Date and Time: June 8, 2024, 8:30 AM CEST

日期和时间：2024年6月8日，美国东部时间上午8:30

About Bemnifosbuvir and Ruzasvir for Hepatitis C Virus (HCV)

关于贝尼福布韦和鲁扎斯韦治疗丙型肝炎病毒（HCV）

Bemnifosbuvir is an oral, purine nucleotide prodrug designed to inhibit viral replication by impairing viral RNA polymerase, a key component in the replication machinery of enveloped positive single-stranded RNA viruses, such as human coronaviruses and HCV. Atea is developing bemnifosbuvir in combination with ruzasvir, an oral NS5A inhibitor for the treatment of HCV.

Bemnifosbuvir是一种口服嘌呤核苷酸前药，旨在通过损害病毒RNA聚合酶来抑制病毒复制，病毒RNA聚合酶是包膜阳性单链RNA病毒（如人冠状病毒和HCV）复制机制的关键组成部分。Atea正在开发bemnifosbuvir联合ruzasvir，一种用于治疗HCV的口服NS5A抑制剂。

As single agents, both bemnifosbuvir and ruzasvir have demonstrated potent pan-genotypic antiviral activity against HCV. The combination of bemnifosbuvir and ruzasvir has exhibited synergistic in vitro activity against HCV with no pharmacokinetic (PK) drug-drug interactions in healthy volunteers..

作为单一药物，bemnifosbuvir和ruzasvir均显示出针对HCV的有效泛基因型抗病毒活性。bemnifosbuvir和ruzasvir的组合对HCV具有协同的体外活性，在健康志愿者中没有药代动力学（PK）药物相互作用。。

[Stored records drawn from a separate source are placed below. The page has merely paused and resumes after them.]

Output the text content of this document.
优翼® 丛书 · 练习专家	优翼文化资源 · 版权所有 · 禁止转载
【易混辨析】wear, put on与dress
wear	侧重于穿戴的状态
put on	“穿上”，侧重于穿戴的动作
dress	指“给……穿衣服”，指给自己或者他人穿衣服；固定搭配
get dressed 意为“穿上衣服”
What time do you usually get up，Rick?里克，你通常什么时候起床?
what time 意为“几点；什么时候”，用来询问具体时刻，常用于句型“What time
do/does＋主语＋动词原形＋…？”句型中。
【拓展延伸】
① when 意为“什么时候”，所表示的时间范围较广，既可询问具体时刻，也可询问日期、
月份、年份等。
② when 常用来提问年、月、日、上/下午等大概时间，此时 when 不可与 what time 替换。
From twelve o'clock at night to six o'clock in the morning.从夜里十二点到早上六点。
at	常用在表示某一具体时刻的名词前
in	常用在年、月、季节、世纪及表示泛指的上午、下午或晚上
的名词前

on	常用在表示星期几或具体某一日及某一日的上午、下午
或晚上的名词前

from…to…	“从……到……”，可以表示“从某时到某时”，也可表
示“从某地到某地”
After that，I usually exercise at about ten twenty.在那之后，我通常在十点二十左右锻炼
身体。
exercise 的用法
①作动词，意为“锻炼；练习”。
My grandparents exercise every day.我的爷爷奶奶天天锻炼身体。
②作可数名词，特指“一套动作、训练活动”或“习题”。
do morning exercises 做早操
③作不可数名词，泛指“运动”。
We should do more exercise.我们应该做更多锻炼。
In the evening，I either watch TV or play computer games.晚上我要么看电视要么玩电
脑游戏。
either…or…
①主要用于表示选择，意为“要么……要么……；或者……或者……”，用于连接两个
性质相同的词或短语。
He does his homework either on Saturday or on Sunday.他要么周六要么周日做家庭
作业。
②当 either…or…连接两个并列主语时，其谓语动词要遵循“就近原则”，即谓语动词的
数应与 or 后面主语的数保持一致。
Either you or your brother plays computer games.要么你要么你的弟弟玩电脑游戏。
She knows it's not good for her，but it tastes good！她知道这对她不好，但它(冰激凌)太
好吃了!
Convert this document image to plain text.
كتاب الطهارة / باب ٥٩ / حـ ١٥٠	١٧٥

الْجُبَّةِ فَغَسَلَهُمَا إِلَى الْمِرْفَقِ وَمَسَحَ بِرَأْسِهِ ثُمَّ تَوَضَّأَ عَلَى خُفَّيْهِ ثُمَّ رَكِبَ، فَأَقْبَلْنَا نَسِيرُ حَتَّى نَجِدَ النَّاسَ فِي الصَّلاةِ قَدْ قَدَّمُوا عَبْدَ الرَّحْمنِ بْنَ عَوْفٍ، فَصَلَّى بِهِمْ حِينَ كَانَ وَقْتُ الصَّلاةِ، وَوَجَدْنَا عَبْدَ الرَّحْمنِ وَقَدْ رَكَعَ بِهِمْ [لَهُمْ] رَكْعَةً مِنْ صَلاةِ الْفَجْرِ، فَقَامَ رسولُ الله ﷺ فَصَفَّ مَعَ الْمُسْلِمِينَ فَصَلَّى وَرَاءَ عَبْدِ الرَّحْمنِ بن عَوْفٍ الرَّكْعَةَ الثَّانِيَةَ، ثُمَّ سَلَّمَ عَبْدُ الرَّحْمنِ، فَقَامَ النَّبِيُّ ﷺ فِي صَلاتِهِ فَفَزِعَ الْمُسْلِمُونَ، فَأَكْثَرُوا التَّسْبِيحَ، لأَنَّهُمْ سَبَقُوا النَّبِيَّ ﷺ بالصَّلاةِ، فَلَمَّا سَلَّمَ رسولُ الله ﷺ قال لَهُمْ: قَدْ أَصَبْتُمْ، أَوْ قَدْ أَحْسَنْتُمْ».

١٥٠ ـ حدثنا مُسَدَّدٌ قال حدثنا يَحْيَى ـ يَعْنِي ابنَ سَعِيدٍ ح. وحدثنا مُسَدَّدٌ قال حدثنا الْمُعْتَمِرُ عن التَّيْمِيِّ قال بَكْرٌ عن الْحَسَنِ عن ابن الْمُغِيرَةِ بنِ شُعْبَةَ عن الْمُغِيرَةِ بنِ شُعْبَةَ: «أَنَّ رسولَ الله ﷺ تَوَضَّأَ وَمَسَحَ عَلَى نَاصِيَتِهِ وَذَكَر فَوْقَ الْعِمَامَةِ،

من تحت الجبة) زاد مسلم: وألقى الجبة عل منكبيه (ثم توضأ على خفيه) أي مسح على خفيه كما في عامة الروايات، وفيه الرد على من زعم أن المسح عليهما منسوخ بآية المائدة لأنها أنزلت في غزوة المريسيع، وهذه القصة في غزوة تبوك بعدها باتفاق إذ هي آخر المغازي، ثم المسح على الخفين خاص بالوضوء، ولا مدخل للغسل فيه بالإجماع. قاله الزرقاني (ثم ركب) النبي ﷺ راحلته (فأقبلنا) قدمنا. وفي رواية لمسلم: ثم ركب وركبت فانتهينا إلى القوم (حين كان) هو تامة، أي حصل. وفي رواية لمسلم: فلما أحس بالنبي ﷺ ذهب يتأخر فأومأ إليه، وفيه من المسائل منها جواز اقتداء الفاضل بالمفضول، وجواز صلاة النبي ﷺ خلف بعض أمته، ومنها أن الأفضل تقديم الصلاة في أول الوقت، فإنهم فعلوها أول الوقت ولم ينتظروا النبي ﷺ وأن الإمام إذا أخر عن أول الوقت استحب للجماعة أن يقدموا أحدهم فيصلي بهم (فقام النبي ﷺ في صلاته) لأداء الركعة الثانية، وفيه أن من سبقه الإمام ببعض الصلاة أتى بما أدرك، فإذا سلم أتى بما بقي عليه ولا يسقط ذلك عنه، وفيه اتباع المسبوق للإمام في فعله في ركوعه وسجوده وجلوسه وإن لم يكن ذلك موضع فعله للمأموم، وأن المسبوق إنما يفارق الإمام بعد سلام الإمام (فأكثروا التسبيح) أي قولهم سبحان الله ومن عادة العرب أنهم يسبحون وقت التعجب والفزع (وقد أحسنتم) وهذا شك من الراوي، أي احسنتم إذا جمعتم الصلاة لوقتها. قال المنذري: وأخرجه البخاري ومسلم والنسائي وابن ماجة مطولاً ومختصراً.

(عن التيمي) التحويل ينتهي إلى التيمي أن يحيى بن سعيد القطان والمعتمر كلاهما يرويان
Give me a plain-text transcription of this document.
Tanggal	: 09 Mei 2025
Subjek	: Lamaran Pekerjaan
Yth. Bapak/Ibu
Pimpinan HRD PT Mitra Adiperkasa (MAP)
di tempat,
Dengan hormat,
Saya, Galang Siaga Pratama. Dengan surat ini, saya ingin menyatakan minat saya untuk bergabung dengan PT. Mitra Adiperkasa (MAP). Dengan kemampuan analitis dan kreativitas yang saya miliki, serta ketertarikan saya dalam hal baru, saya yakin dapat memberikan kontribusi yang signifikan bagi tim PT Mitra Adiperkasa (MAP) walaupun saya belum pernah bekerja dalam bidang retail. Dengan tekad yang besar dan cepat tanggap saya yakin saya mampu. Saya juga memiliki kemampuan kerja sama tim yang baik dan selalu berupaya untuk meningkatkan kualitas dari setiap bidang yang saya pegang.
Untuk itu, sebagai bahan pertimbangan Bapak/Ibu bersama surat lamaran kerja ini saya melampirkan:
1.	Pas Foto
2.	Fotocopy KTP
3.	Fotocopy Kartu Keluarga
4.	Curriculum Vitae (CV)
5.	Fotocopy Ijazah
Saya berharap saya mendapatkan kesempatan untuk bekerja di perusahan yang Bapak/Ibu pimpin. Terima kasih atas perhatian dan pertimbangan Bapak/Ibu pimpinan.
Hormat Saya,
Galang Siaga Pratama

In vitro studies have shown bemnifosbuvir to be approximately 10-fold more active than sofosbuvir (SOF) against a panel of laboratory strains and clinical isolates of HCV GT 1–5. In vitro studies have also demonstrated that bemnifosbuvir remained fully active against SOF resistance-associated strains (S282T), with up to 58-fold more potency than SOF.

体外研究表明，对于一组HCV GT 1-5的实验室菌株和临床分离株，贝尼福韦的活性比索非布韦（SOF）高约10倍。体外研究还表明，bemnifosbuvir对SOF抗性相关菌株（S282T）保持完全活性，效力比SOF高58倍。

The PK profile of bemnifosbuvir supports once-daily dosing for the treatment of HCV. Across both HCV and COVID-19 programs, bemnifosbuvir has been administered to over 2,100 subjects and has been well-tolerated at doses up to 550 mg for durations up 12 weeks in healthy subjects and patients..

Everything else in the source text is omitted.